LOIS LANE: let’s watch the super bowl
CLARK KENT: ok *takes glasses off regular bowl*
Me: What kind of eggs do you want for breakfast? Scrambled? Fried?
4 Year Old: Chocolate
Me: You really are my child.
“Dude, this is so awesome, I can use my $300 smart phone as a flashlight”.
– Why we’ll be speaking Chinese in 50 years.
Find yourself a person who…NO. Scratch that.
Find yourself some cake.
date: what do you do for a living?
me: i make trojan horses
date: that’s not what i’d expect
me: yah that’s the idea
Me: Say that word I like
Him: Pajamas?
Whoever first said “I’m in a pickle” must have had the weirdest day.
I wish I could be like my cable company’s customer service line and make people press 37 different numbers before they can talk to me.
Not to brag but my bank says I have an outstanding balance.
I hate it when people don’t behave the way I thought they would when I rehearsed the conversation in my head.
having children is a pyramid scheme.
Can’t wait to watch the complex manoeuvres that will follow taking the first bite of a corn dog in the middle.
{In class}
ME: Uggh! When will I ever even need to know this?!PRENATAL INSTRUCTOR: Again, when your wife has the baby.
Psst. The real reason Ryan Gosling is taking a break from acting was to molt, mature & become Ryan Goose.
What’s the protocol for objecting at a wedding that you’re a plus one at?
At the grocery. Wearing my mask. Lady behind me, snarky & loud enough to make sure I heard, “don’t guess she realizes that stupid mask won’t do any good.” Me: “Honey, I’m an off duty nurse, I’m wearing it to protect YOU. But, I can take it off if you’d like.” She practically ran.
Robin: Gee Bruce, how come you get to wear dark concealing colors and I have to wear bright Red, Yellow and Green?
Batman: You’re the decoy
no one should have to work on Sundays till you pull up to the Taco Bell and it’s dark inside
[Me chasing 12 greyhounds round a race track]

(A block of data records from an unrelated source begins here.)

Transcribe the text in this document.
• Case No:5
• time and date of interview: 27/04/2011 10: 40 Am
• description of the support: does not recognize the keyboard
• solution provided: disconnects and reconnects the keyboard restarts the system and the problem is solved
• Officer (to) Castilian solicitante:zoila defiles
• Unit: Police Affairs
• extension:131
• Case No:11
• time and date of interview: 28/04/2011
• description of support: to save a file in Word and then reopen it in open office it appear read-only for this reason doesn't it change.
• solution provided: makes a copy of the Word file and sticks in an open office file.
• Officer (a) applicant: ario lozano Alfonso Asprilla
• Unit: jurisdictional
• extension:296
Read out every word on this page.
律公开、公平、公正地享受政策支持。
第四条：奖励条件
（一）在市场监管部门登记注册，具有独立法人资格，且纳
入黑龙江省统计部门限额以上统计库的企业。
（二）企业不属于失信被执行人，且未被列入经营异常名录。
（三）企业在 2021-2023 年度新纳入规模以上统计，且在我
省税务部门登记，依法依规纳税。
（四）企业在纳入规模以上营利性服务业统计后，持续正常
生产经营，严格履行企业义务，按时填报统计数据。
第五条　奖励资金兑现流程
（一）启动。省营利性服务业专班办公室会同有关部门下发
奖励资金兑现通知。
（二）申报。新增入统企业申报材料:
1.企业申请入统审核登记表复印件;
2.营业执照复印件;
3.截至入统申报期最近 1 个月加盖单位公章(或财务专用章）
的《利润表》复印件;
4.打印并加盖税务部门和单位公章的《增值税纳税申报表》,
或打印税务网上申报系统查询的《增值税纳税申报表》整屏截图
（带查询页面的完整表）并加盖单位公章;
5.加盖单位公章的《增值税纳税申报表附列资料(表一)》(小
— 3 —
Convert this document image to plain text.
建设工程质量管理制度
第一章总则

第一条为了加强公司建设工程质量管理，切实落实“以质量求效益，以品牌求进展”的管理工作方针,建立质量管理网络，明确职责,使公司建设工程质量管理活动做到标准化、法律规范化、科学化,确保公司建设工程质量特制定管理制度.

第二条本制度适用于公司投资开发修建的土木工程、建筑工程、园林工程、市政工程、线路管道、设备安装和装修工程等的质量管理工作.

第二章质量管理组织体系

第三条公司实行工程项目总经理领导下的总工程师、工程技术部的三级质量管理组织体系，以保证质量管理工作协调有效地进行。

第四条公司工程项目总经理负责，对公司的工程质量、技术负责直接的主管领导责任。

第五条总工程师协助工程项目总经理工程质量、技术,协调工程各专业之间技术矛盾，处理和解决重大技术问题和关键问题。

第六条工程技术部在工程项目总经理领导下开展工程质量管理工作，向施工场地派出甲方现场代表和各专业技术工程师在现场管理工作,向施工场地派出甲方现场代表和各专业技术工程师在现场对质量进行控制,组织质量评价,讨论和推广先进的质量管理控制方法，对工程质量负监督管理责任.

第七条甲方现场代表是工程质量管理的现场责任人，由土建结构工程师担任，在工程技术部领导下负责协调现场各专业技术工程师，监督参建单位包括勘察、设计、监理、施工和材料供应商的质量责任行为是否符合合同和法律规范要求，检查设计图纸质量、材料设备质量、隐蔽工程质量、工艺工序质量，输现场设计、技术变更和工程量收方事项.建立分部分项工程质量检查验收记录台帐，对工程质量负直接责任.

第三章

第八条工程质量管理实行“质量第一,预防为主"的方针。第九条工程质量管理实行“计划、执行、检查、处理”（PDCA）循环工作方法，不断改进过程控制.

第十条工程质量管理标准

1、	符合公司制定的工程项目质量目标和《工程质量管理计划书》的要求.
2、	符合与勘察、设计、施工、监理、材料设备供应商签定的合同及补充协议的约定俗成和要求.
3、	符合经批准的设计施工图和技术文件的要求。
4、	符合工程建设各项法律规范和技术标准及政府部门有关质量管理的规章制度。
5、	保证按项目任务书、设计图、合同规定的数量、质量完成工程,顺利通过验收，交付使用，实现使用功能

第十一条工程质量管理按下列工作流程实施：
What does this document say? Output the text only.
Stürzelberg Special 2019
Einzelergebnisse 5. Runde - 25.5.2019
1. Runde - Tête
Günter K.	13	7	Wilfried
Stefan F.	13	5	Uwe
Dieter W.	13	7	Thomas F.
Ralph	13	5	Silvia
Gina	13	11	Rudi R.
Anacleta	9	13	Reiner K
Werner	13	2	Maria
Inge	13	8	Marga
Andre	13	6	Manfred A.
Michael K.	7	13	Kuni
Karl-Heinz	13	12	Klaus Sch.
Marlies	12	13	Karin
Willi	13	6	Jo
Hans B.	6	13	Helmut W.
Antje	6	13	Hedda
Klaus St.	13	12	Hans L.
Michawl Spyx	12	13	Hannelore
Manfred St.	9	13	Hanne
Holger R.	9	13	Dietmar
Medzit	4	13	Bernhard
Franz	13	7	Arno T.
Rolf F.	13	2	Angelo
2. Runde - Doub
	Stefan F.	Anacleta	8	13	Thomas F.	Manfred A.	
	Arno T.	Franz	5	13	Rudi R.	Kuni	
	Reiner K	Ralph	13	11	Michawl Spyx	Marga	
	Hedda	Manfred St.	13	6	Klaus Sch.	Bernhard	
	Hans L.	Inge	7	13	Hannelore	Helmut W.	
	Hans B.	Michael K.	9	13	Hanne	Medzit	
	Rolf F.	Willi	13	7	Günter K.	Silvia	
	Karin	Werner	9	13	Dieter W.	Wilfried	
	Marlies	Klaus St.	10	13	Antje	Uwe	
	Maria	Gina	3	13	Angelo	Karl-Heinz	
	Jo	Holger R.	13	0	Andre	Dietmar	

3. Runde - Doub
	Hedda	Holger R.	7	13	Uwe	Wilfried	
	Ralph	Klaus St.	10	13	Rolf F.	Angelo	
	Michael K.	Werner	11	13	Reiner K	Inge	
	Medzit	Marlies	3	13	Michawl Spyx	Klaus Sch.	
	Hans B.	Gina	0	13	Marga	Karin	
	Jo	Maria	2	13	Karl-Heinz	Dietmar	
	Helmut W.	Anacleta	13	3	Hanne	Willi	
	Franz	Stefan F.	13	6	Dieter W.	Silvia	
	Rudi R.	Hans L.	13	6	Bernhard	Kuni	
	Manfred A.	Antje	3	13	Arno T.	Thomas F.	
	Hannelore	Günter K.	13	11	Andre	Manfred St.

YOU’LL GET TIRED EVENTUALLY. THEN I WILL PET YOU!
Today I drove through a huge puddle that splashed up under my car and laughed to myself as I whispered, “car bidet.”
I blame movies for giving me unrealistic expectations about how long I can look away from the road while driving.
My boss is marrying a Chinese woman.
Is throwing rice at a Chinese wedding considered lucky or a food fight?
I stopped carrying my phone in my shirt pocket, because every time it vibrated my first thought was: Heart attack!
“You are what you eat” I whisper to myself as I pour my dead dog’s ashes into my cat’s food bowl
A moment of silence for those who sacrificed themselves to determine which mushrooms taste good with pasta, which are fun & which kill you.
My dog sets an impossible bar for how I should greet my wife when she comes home.